President Niinistö plans to take vaccine as soon as possible
Marjo #Marjo
President Sauli Niinistö responded to listeners’ questions on an Yle Radio 1 call-in programme on Saturday. Image: Vesa Moilanen / Lehtikuva
Finnish President Sauli Niinistö said on Saturday that he plans to take the coronavirus vaccination as soon as it is his turn.
The 72-year-old Niinistö was responding to a listener’s question on an Yle Radio 1 call-in programme on the eve of Finnish Independence Day.
When programme host Marjo Näkki suggested that the president would likely be among the first to get the coronavirus vaccine, Niinistö replied that he did not know.
“No lottery number yet”
“No-one has given me a lottery number yet,” he quipped.
Niinistö was also asked for his thoughts on some people’s suspicious attitude toward taking the coronavirus vaccine.
A day earlier, the leading newspaper Helsingin Sanomat published a survey indicating that only just over half of Finns were ready to take the coronavirus vaccine if it becomes possible in early 2021.

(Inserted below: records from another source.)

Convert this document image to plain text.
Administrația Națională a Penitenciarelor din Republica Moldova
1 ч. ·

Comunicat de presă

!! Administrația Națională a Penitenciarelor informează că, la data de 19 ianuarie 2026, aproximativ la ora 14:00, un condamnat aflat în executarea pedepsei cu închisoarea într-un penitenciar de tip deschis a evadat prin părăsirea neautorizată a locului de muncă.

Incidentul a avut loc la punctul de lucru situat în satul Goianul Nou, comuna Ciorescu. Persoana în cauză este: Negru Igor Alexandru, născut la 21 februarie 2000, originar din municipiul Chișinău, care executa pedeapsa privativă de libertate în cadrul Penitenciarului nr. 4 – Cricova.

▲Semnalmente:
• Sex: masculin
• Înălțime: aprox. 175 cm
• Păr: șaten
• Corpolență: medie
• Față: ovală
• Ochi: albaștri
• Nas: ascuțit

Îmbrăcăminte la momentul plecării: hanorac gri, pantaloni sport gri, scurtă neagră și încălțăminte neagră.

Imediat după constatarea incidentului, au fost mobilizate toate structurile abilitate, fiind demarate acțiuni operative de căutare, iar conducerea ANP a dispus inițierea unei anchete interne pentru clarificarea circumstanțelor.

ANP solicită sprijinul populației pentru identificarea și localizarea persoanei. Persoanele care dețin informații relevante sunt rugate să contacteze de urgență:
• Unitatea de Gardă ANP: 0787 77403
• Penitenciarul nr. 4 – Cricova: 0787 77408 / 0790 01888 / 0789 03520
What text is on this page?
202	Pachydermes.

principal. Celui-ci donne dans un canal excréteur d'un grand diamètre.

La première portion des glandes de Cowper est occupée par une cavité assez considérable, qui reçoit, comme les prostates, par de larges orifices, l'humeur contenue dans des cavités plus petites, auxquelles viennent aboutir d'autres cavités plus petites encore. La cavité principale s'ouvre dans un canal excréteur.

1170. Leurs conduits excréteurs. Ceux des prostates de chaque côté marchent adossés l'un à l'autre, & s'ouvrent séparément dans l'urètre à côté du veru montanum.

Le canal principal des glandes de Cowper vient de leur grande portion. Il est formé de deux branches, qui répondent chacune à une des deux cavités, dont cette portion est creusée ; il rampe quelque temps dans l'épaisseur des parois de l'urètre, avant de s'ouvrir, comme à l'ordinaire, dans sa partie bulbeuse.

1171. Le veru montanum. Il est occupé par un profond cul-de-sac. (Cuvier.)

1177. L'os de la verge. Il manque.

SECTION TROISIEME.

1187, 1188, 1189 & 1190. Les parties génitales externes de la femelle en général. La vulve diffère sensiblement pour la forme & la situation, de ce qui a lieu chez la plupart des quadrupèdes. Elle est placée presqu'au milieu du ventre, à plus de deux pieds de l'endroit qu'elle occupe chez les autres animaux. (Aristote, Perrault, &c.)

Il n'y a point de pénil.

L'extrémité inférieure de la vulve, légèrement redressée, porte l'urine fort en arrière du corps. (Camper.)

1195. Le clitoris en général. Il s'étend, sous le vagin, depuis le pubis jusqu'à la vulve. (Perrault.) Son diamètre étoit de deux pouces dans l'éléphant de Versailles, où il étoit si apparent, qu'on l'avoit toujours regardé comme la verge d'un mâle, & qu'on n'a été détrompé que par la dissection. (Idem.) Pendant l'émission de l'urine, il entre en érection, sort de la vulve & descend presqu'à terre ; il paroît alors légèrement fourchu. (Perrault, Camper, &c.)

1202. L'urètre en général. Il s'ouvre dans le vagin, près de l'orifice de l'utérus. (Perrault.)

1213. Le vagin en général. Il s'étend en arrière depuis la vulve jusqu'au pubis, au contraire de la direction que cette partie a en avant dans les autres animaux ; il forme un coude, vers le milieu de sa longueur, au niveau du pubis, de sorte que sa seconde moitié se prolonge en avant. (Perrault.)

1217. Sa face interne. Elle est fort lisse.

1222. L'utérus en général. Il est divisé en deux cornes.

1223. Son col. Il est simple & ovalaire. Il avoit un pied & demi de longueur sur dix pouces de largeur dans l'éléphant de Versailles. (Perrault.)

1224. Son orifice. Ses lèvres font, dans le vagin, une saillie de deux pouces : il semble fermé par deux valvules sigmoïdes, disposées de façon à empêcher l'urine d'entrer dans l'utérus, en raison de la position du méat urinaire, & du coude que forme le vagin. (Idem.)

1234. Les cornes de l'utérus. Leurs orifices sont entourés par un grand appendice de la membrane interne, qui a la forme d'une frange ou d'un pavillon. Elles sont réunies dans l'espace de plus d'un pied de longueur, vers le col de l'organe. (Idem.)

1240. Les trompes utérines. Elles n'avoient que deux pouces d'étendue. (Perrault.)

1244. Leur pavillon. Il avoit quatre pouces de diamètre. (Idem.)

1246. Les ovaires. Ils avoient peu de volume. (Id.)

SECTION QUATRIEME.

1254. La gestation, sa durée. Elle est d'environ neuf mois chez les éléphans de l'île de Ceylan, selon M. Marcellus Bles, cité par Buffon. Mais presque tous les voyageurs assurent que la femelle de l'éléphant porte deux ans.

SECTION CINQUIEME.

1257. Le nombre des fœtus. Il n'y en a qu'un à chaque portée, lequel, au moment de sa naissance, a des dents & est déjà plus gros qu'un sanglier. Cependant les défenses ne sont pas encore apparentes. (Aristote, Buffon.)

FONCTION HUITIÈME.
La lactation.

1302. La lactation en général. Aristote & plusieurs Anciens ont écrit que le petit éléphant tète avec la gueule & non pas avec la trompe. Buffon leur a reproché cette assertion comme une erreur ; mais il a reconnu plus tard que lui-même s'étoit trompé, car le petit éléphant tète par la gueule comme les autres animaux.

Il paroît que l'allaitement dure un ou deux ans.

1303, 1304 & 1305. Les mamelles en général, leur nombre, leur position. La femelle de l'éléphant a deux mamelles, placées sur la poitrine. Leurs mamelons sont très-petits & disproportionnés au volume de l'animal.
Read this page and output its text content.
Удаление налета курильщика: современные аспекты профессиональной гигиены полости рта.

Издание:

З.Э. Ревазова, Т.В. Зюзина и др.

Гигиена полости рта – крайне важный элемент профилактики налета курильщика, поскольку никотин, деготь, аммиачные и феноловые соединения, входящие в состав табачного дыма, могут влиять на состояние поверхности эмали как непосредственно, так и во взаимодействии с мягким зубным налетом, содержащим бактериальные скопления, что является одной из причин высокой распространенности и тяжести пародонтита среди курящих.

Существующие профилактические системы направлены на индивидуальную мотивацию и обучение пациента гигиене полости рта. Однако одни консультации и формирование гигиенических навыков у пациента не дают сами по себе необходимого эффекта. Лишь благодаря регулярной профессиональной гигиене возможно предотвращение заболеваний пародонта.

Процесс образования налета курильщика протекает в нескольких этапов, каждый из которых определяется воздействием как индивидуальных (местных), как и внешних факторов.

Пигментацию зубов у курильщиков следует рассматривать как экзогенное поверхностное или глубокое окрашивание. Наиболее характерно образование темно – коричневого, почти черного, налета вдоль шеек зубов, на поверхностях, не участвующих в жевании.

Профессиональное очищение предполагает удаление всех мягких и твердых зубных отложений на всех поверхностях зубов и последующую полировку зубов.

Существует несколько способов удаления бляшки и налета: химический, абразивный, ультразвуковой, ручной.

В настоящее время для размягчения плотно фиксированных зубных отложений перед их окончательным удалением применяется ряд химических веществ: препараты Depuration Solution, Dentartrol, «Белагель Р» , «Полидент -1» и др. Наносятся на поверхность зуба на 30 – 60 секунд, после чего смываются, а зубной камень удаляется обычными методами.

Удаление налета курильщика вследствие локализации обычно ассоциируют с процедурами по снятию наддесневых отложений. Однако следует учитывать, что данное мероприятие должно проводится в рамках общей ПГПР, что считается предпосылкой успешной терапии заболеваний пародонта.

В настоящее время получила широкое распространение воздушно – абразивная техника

Niinistö said in his view the results reflect a general level of concern about the virus, and that everything about it – including treatment methods – arouses confusion in people.
“I’m quite convinced that once the vaccinations get underway and we see that they have a [life-]saving benefit, then certainly many will reconsider the issue,” said the president.
Earlier on Saturday, Taneli Puumalainen, chief physician at the Finnish Institute for Health and Welfare (THL), told Yle that the first batches of coronavirus vaccine will probably be delivered to Finland between Christmas and New Year’s following EU approval, and that injections can begin quickly after that.
The annual Independence Day gala at the Presidential Palace, usually the most-watched broadcast of the year, will be a mostly virtual event this year.